Malgré la terrible injustice qu’il vit, il s’est toujours intéressé à ce
qui se passe loin de lui et nous met tous en garde contre les pièges.
Avant qu’il soit en prison, Ali était déjà très bienveillant et c’est
comme si cette dure épreuve l’avait encore renforcé. Il restera comme
ça. Anne marie Loop lira ce message d’Ali pendant la pièce. C’est pour
moi le message central. Le Chœur d’Ali Aarrass voyage dans le temps.
Nous traversons cinq siècles. On parle de la colonisation, du partage de
l’Afrique… Nous sommes bien conscients que la génération actuelle n’est
pas le colonisateur d’antan, mais cette histoire doit nous aider à nous
repositionner, à nous demander ce que nous sommes devenus. À nous poser
la question : voulons-nous un monde meilleur en y apportant les
changements nécessaires ou allons-nous continuer dans le même sens ?
Chacun et chacune doit endosser sa part de responsabilités. La paix, ne
pas céder à la haine, n’est pas qu’une question de volonté, il s’agit
d’un devoir qui représente un boulot monstre, mais réalisable si nous
nous y mettons ensemble.
LV : dans une critique parue sur le
site de La Ligue pour les droits humains, on dit que tu es la personne
autour de laquelle les femmes du Chœur se sont soudées…

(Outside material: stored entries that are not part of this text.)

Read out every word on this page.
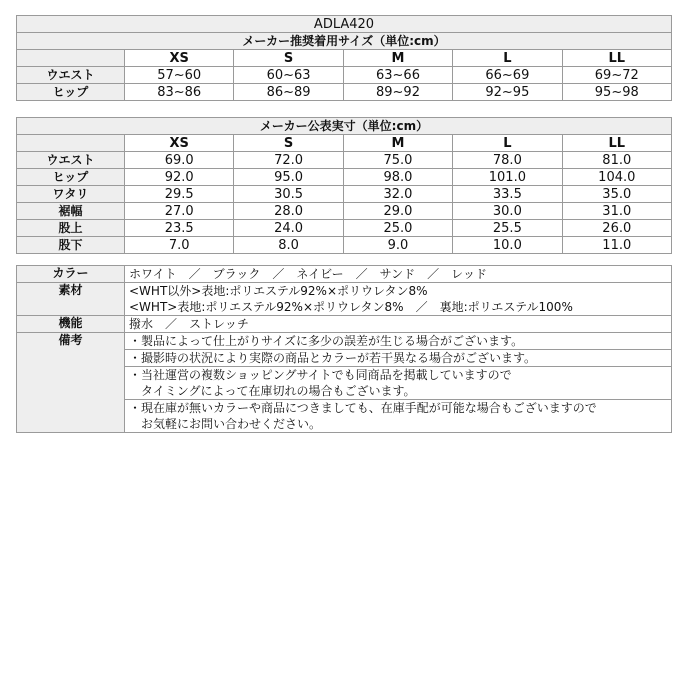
ADLA420					
メーカー推奨着用サイズ（単位:cm）					
	XS	S	M	L	LL
ウエスト	57~60	60~63	63~66	66~69	69~72
ヒップ	83~86	86~89	89~92	92~95	95~98
メーカー公表実寸（単位:cm）					
	XS	S	M	L	LL
ウエスト	69.0	72.0	75.0	78.0	81.0
ヒップ	92.0	95.0	98.0	101.0	104.0
ワタリ	29.5	30.5	32.0	33.5	35.0
裾幅	27.0	28.0	29.0	30.0	31.0
股上	23.5	24.0	25.0	25.5	26.0
股下	7.0	8.0	9.0	10.0	11.0
カラー	ホワイト　／　ブラック　／　ネイビー　／　サンド　／　レッド
素材	<WHT以外>表地:ポリエステル92%×ポリウレタン8%
	<WHT>表地:ポリエステル92%×ポリウレタン8%　／　裏地:ポリエステル100%
機能	撥水　／　ストレッチ
備考	・製品によって仕上がりサイズに多少の誤差が生じる場合がございます。
	・撮影時の状況により実際の商品とカラーが若干異なる場合がございます。
	・当社運営の複数ショッピングサイトでも同商品を掲載していますので
	　タイミングによって在庫切れの場合もございます。
	・現在庫が無いカラーや商品につきましても、在庫手配が可能な場合もございますので
	　お気軽にお問い合わせください。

FA : Julie fait un travail phénoménal.
Je trouve son talent de metteuse en scène exceptionnel. Mais ce que
j’aime le plus chez elle, c’est son respect pour les autres. Son
intelligence émotionnelle, son empathie. Elle expose ce qu’elle a écrit,
elle me demande mon avis, nous en discutons. Elle a réussi un réel
exploit. A mettre sur scène une vingtaine de femmes d’origines, de
confessions, de philosophies, de générations différentes. Des femmes qui
s’appliquent à cette représentation dans une magnifique sororité, pour
défendre la cause d’un homme qui refuse de se laisser bâillonner. Un
homme innocent qui a réussi malgré son calvaire, à rassembler au-delà
des mers et des frontières. Nous sommes devenues tel une famille. Nous
suivons les conseils d’Ali. Nous apprenons à nous connaître et à
respecter nos différences. A écouter nos sensibilités. J’espère que
toute cette sensibilité sera transmise au public et que le message d’Ali
aboutisse concrètement. Ces femmes, nous toutes, sommes soudées autour
d’Ali. C’est à lui que nous devons d’être là aujourd’hui et de partager
ces merveilleux moments. C’est Julie qui a eu l’idée de me nommer le
coryphée de la pièce. Je l’accepte en toute modestie. Je fais partie de
ce chœur au même titre que chacune. Je ne suis pas plus importante. Nous
en avons discuté entre nous et je souhaite être perçue en tant que
résistante comme elles. Il se fait que je suis la sœur d’Ali et que je
chante les passages choisis par Julie, mais je ne veux pas avoir le
statut de la pauvre femme qui se bat pour son frère. Je suis une
personne avec une certaine force, grâce au soutien apporté par d’autres
personnes, parce que seul on n’y arrive pas, c’est important de le
souligner. C’est l’ensemble qui compte, que ce soit au sein du Comité
Free Ali ou au sein du Chœur, sans ça on n’est rien. Ce sont les autres
qui te nourrissent avec de nouvelles énergies, pour persévérer dans un
combat qui est extrêmement difficile et épuisant. Et à son tour, c’est
la persévérance qui force le respect et qui apporte ses fruits à un
certain moment. Je ne suis pas une pauvre victime. Je réclame le statut
de victime uniquement vis-à-vis des juridictions, pour obtenir mes
droits et ce qui nous est dû. Mais par rapport à la société dans son
ensemble, non. Je résiste.
FA : Les familles des détenus subissent
les dommages collatéraux. Ceux qui vivent l’enfermement d’un proche,
voient se produire un véritable cataclysme dans leur vie. Pour les
parents, pour sa femme, c’est horrible. Mon père était déjà malade avant
l’incarcération d’Ali. Ma maman est très atteinte psychologiquement par
tout cela. Avant son incarcération, Ali lui téléphonait tous les jours.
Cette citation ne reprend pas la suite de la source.